You hit the nail on its head,” my friend began laughing, right after he vanished. “He is funded by all those organizations that you mentioned. You scared him witless.”
Before I left the country, all my notes ‘mysteriously’ disappeared. Someone entered my hotel room and took both notepad and my Mont Blanc pen, which was attached to it. The Mont Blanc had been, for many years, one of my dearest writing tools.
Practically, it was not easy to depart Sudan.

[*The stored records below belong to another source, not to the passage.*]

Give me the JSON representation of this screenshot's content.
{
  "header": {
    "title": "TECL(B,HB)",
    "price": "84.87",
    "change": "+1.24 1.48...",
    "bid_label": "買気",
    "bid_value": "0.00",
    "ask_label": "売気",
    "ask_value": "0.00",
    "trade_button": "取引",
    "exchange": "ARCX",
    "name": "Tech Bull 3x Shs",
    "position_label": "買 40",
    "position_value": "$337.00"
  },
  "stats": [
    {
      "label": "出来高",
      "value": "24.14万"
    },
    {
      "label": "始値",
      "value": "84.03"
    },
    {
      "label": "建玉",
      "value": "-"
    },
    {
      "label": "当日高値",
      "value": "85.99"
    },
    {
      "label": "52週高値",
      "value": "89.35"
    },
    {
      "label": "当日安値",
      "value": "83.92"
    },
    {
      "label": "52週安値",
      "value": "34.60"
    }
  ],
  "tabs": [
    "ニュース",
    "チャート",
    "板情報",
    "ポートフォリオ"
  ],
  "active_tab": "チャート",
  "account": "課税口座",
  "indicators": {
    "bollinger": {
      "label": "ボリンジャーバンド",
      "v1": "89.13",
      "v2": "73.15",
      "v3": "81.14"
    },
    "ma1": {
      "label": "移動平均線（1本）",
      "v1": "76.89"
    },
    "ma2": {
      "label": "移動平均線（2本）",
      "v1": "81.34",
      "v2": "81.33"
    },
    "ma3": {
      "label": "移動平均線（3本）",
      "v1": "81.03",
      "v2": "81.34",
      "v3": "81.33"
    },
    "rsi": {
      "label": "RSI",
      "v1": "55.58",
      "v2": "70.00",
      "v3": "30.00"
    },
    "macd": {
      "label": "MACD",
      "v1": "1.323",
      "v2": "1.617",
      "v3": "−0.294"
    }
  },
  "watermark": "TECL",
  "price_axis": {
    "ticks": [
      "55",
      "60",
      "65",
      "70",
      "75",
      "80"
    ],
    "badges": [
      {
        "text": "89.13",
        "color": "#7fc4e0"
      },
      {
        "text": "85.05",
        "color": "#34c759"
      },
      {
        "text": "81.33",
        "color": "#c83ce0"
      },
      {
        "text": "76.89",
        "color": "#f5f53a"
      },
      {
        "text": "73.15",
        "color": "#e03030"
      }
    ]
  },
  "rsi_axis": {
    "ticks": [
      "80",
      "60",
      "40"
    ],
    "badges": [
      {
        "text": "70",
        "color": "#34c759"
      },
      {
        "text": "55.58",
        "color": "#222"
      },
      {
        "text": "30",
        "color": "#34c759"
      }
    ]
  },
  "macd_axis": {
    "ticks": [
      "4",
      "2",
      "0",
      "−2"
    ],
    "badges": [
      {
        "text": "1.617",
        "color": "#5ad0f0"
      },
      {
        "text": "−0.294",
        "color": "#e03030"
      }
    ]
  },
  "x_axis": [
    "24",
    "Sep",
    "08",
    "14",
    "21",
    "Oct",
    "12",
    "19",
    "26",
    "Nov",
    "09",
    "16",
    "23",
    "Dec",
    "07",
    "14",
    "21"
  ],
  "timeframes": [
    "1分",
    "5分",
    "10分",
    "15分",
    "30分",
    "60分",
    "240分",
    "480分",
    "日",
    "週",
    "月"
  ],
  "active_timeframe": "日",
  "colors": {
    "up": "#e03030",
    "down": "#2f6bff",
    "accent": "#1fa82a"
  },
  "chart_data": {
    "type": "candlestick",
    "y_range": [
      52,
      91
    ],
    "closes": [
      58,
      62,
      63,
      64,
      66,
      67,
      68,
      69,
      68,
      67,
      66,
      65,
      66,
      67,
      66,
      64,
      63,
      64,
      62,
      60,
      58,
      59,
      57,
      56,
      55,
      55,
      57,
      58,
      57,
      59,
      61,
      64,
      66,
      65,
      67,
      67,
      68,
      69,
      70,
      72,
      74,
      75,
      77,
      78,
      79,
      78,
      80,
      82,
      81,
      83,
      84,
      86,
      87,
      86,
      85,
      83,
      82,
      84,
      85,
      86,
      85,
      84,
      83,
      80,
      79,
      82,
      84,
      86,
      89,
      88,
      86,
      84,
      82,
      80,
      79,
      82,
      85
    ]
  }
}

At the airport, my passport was endlessly scrutinized, and in the end I was ordered to produce my ‘registration paper’. I was told that registration is not required for stays under 30 days. I began expecting the worst. But in the end, the security apparatus allowed me to leave.
But which security apparatus was harassing me, really? Who is in charge in this country? I will most likely never find out.
In 1898, during the Battle of Omdurman (and later in 1899 during the Battle of Umm Diwaykarat), British imperialism debilitated, and eventually ruined the entire Sudan. British forces relied on their alliance with the Egyptians.
In modern history, the West has never really left this proud nation in peace.
All the terrible attacks came in the name of higher principles. The West has always claimed that it has been liberating Sudan from someone or something. In the end, the Sudanese people have suffered immensely. Those who were supposed to be ‘freed’ were actually mercilessly sacrificed. Some things never change!